Derrière lui se tenait une religieuse, sœur Madonna, son unique compagne ces derniers jours. Il l’avait choisie parce qu’elle avait un jour fait par erreur un pèlerinage à Ashkhabad, capitale du Turkménistan, en croyant aller à Allahabad, en Inde.
À un signal de la religieuse, Flammerion ferma sa revue. Il se leva et se saisit du couperet. Il monta les marches d’un pas assuré, pour sortir dans l’éblouissement du flot de lumière.
Un présentateur américain vêtu d’un costume rouge sang prévint gentiment : « S’il n’est pas dans votre intention d’assister ce soir à une décapitation, nous nous permettons de vous conseiller de détourner les yeux quelques minutes. »
Quand les applaudissements cessèrent, Flammerion prit position entre les marques à la craie.
Il salua sans sourire. Quand il fit tournoyer le couperet dans sa main droite, la lame scintilla dans les lumières. La foule gardait un silence de mort.

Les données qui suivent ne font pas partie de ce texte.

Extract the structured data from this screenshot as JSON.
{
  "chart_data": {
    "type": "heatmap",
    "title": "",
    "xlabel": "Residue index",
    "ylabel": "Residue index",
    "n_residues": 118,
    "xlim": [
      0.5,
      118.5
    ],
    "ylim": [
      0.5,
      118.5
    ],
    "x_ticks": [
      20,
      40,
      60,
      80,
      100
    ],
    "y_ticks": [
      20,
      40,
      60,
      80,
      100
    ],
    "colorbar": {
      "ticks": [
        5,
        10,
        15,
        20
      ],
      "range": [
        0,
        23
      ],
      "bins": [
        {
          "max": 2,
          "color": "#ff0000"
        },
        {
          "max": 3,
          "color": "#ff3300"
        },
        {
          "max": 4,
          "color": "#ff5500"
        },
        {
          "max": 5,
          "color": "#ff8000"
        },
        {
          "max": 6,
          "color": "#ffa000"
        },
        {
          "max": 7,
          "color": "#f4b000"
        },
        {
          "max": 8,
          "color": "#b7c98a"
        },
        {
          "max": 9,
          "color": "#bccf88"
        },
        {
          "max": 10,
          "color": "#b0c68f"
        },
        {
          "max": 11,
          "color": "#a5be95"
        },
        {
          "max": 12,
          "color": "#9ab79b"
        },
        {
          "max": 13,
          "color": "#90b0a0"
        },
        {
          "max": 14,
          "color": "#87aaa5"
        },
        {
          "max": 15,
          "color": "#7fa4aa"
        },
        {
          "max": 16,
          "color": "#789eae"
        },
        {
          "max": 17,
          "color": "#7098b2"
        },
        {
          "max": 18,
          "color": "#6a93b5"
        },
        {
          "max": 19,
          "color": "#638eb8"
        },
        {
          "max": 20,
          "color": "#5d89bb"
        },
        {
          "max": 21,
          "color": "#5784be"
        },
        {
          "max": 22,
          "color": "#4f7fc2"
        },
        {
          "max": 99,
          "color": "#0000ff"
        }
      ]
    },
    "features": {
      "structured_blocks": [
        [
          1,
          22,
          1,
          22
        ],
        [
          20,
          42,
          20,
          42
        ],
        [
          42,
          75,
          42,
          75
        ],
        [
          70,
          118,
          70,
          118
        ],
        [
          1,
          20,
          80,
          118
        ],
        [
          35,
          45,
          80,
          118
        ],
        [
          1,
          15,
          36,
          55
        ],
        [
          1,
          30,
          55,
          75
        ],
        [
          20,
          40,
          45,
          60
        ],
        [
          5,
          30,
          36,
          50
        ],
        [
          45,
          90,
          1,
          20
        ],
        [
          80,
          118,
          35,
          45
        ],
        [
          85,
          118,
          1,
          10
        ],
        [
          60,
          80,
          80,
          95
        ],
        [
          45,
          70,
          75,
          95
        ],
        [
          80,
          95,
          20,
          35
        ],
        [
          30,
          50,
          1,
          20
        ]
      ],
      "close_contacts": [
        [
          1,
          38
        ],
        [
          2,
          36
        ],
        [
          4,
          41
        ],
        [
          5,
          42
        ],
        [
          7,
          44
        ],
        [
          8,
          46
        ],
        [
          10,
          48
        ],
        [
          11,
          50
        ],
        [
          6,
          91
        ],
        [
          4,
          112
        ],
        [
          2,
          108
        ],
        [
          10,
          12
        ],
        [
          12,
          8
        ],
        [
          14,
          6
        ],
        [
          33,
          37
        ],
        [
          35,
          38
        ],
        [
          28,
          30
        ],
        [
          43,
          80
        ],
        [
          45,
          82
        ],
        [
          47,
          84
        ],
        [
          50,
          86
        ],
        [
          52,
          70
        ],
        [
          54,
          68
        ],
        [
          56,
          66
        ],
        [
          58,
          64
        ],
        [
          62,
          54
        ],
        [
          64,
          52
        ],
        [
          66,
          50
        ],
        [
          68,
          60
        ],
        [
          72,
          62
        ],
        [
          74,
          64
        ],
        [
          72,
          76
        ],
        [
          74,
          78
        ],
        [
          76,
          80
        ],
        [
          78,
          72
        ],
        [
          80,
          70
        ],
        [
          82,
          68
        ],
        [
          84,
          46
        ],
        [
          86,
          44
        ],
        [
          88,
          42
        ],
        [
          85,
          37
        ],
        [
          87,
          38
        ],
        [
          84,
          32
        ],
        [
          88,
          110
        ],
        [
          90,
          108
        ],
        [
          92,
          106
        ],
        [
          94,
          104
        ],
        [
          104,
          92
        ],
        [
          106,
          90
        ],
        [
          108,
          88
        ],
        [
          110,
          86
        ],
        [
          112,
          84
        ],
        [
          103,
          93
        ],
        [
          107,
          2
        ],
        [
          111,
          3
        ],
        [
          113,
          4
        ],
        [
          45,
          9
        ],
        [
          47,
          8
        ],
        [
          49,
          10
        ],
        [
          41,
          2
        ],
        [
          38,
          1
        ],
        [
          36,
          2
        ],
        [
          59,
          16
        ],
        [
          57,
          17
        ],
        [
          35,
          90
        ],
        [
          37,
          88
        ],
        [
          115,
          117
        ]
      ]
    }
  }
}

Flammerion leva la lame brusquement, si bien qu’elle trancha la tête de la gorge à la nuque. La tête se détacha proprement du corps.
Il resta debout un moment, le temps de laisser tomber le couperet.
Le public fut lent à applaudir. Mais tout s’était exceptionnellement bien passé, sachant que Flammerion n’avait pas eu véritablement de répétition générale.